Marketing, general and administrative expenses increased approximately $2.9 million, or 45%, for the nine months ended September 30, 2001 compared to the same period in the prior year. This increase was due primarily to higher outside consulting services related to the implementation of an enterprise resource planning system, consulting services related to improvements in production efficiency, reserves for obsolete production equipment, and higher legal fees related to the CombiPatch® transaction. Marketing expenses in 2002 are expected to increase as Noven prepares for the anticipated launch of MethyPatch® in 2003.
For the nine months ended September 30, 2001 and 2000, Noven reported equity in earnings of Novogyne of $9.0 million and $6.4 million, respectively. Novogynes revenue increased to $63.2 million for the nine months ended September 30, 2001 from $42.6 million in the comparable 2000 period.
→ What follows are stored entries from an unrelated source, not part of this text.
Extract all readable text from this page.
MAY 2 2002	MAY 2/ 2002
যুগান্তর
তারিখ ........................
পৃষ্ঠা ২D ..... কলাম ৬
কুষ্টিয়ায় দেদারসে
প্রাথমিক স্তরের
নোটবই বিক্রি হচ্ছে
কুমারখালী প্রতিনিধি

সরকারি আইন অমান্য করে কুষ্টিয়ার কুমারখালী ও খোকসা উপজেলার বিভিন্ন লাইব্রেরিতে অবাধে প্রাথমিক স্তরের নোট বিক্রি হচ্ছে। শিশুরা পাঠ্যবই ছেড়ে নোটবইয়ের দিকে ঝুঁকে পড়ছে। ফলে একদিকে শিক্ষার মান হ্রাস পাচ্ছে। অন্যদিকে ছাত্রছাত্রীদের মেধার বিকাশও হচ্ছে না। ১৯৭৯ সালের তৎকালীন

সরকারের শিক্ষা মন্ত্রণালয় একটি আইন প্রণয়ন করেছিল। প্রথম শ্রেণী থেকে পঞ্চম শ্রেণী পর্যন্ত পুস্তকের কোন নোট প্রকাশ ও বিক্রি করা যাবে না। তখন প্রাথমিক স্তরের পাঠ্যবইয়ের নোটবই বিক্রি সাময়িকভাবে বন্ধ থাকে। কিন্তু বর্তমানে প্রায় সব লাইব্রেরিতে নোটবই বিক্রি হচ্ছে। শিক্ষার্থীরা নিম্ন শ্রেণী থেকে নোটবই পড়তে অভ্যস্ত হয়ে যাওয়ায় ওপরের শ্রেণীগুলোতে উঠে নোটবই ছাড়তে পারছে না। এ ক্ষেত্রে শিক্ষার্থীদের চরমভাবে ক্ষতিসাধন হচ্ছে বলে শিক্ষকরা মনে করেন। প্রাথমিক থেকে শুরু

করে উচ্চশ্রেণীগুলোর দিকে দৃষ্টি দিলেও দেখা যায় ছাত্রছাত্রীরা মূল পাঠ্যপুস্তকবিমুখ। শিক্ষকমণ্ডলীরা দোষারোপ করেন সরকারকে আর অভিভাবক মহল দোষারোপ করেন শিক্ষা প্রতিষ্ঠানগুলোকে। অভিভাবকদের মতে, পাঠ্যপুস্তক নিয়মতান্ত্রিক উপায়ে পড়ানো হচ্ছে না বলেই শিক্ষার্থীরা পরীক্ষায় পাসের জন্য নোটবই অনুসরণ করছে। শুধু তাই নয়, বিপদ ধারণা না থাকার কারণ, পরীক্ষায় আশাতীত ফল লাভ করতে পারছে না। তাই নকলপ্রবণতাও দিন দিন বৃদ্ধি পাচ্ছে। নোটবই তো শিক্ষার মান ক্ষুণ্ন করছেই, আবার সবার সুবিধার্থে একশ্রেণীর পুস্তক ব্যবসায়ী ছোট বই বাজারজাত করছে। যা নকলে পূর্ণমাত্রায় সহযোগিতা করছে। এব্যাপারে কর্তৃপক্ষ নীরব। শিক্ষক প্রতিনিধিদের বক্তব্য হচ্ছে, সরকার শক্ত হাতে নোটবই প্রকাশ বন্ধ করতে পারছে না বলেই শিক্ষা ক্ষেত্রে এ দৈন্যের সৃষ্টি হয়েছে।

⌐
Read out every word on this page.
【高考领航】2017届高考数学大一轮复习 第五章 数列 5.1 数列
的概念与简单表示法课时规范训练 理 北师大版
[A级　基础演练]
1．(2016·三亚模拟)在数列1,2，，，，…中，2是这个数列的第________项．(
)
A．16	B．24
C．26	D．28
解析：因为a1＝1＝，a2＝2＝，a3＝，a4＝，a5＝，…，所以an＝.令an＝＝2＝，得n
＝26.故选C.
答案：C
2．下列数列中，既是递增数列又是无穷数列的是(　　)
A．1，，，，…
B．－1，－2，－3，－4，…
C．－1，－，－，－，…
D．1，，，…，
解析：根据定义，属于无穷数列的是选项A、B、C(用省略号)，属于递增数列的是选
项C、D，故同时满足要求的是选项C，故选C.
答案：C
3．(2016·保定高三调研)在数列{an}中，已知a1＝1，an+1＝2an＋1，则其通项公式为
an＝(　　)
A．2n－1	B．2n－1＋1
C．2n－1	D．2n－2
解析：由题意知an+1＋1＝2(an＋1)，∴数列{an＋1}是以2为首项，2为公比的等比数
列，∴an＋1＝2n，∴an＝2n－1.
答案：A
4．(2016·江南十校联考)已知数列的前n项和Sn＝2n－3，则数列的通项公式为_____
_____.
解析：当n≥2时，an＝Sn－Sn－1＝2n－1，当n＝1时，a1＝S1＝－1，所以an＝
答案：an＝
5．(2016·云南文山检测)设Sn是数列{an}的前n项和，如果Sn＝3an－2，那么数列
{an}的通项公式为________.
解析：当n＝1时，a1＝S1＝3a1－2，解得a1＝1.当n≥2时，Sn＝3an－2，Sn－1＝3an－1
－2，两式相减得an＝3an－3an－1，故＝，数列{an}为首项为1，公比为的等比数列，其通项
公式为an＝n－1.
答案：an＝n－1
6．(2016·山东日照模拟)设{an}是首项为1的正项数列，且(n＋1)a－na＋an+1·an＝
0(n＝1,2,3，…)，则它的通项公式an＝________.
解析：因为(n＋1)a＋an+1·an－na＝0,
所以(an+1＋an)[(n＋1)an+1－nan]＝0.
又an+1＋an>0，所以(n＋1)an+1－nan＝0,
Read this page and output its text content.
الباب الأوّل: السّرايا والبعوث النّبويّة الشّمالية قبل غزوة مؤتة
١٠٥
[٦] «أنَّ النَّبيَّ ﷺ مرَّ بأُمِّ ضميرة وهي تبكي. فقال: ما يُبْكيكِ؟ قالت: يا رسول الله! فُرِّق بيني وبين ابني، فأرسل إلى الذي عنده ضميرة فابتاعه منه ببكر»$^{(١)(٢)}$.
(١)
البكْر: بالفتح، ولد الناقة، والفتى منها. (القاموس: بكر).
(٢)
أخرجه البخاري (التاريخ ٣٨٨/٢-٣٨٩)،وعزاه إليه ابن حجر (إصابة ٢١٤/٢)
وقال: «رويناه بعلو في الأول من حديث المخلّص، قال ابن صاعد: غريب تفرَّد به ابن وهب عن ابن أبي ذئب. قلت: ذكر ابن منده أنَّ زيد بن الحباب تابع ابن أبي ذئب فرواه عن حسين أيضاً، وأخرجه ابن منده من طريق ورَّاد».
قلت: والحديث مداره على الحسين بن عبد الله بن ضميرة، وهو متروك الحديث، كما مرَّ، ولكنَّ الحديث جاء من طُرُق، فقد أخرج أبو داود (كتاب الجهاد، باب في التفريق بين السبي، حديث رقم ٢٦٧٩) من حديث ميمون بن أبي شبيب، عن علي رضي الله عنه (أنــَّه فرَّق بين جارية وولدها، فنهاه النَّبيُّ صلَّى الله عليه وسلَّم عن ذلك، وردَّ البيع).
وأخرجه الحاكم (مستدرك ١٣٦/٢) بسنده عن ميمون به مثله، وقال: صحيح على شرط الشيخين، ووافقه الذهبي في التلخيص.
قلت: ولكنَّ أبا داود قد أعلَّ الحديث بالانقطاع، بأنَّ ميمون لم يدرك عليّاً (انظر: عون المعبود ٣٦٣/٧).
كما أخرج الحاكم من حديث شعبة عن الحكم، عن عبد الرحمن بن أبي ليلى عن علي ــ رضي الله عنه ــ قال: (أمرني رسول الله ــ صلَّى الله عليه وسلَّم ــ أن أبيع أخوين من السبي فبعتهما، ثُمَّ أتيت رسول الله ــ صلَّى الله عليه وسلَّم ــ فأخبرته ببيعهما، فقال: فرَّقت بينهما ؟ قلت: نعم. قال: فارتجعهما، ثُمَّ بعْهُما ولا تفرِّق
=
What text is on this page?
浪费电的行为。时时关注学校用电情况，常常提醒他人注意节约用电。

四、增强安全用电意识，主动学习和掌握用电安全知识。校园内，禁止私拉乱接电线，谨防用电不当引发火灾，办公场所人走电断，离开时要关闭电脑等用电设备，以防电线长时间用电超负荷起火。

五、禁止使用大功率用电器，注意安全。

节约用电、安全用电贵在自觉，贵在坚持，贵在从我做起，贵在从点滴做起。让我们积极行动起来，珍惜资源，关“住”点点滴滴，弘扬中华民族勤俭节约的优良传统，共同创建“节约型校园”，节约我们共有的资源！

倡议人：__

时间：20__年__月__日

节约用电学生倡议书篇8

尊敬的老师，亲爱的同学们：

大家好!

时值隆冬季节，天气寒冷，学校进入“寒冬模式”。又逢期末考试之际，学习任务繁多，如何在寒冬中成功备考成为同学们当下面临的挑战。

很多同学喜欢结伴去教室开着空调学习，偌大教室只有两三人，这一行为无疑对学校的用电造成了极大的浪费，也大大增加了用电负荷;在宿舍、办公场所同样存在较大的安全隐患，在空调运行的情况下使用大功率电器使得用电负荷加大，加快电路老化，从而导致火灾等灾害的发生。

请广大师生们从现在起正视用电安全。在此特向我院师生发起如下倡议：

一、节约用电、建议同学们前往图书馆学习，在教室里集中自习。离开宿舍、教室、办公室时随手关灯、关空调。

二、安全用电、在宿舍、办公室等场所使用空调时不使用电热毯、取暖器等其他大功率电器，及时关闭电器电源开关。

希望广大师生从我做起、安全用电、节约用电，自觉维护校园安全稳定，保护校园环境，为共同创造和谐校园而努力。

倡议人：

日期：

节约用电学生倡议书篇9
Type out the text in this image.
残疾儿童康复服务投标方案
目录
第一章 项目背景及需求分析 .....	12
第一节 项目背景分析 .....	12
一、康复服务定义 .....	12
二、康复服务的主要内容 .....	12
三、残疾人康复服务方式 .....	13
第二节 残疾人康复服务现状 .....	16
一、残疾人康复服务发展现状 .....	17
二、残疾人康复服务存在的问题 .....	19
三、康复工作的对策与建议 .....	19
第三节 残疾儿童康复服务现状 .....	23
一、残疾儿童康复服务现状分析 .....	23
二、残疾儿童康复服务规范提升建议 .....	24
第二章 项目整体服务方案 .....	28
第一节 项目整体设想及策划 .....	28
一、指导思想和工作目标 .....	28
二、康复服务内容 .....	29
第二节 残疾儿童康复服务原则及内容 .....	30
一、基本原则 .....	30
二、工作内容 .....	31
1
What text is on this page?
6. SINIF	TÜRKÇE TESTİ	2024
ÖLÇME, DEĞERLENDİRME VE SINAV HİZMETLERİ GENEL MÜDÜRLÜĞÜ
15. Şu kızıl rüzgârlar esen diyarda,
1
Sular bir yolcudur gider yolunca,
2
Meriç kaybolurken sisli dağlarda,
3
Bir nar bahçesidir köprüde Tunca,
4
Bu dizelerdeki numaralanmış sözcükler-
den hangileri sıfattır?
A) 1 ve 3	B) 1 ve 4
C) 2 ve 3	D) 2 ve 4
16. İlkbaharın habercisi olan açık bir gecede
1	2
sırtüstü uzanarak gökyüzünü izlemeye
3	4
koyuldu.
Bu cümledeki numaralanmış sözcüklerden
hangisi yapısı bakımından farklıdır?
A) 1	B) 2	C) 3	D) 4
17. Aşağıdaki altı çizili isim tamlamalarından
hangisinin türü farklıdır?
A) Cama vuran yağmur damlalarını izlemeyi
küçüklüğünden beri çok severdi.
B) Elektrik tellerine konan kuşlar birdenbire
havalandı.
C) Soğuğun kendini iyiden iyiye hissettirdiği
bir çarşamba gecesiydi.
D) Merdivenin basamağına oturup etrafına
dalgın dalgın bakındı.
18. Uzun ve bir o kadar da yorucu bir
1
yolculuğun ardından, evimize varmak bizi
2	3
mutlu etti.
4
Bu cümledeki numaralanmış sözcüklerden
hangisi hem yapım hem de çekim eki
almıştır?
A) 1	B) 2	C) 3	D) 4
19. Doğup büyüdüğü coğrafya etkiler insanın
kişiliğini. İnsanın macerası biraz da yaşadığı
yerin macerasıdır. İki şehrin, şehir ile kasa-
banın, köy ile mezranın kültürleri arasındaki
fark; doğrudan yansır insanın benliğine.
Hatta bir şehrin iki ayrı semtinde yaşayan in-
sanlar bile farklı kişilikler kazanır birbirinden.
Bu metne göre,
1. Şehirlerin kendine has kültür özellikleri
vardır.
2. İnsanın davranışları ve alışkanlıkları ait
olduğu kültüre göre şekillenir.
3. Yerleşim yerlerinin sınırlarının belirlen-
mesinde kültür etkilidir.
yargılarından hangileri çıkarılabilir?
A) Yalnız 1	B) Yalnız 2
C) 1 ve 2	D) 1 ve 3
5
This increase was attributable to increased sales of Vivelle-Dot and the addition of CombiPatch® (licensed in March 2001), partially offset by decreased sales of Vivelle®. Novogynes selling, general and administrative expenses increased to $22.9 million for the nine months ended September 30, 2001 from $14.6 million in the comparable 2000 period, primarily due to expenses relating to the relaunch of CombiPatch® and to expansion of the Novogyne sales force. Novogyne amortized $3.1 million related to the CombiPatch® acquisition cost during the nine months ended September 30, 2001. For the first nine months of 2001, Novogyne had net income of $26.6 million, compared to $22.0 million for the same period in the prior year. If Novogynes sales targets for CombiPatch® and Vivelle-Dot are achieved, Novens sales to Novogyne, and Novens reported equity in earnings of Novogyne, would be expected to increase for full year 2002 compared to anticipated full year 2001 levels.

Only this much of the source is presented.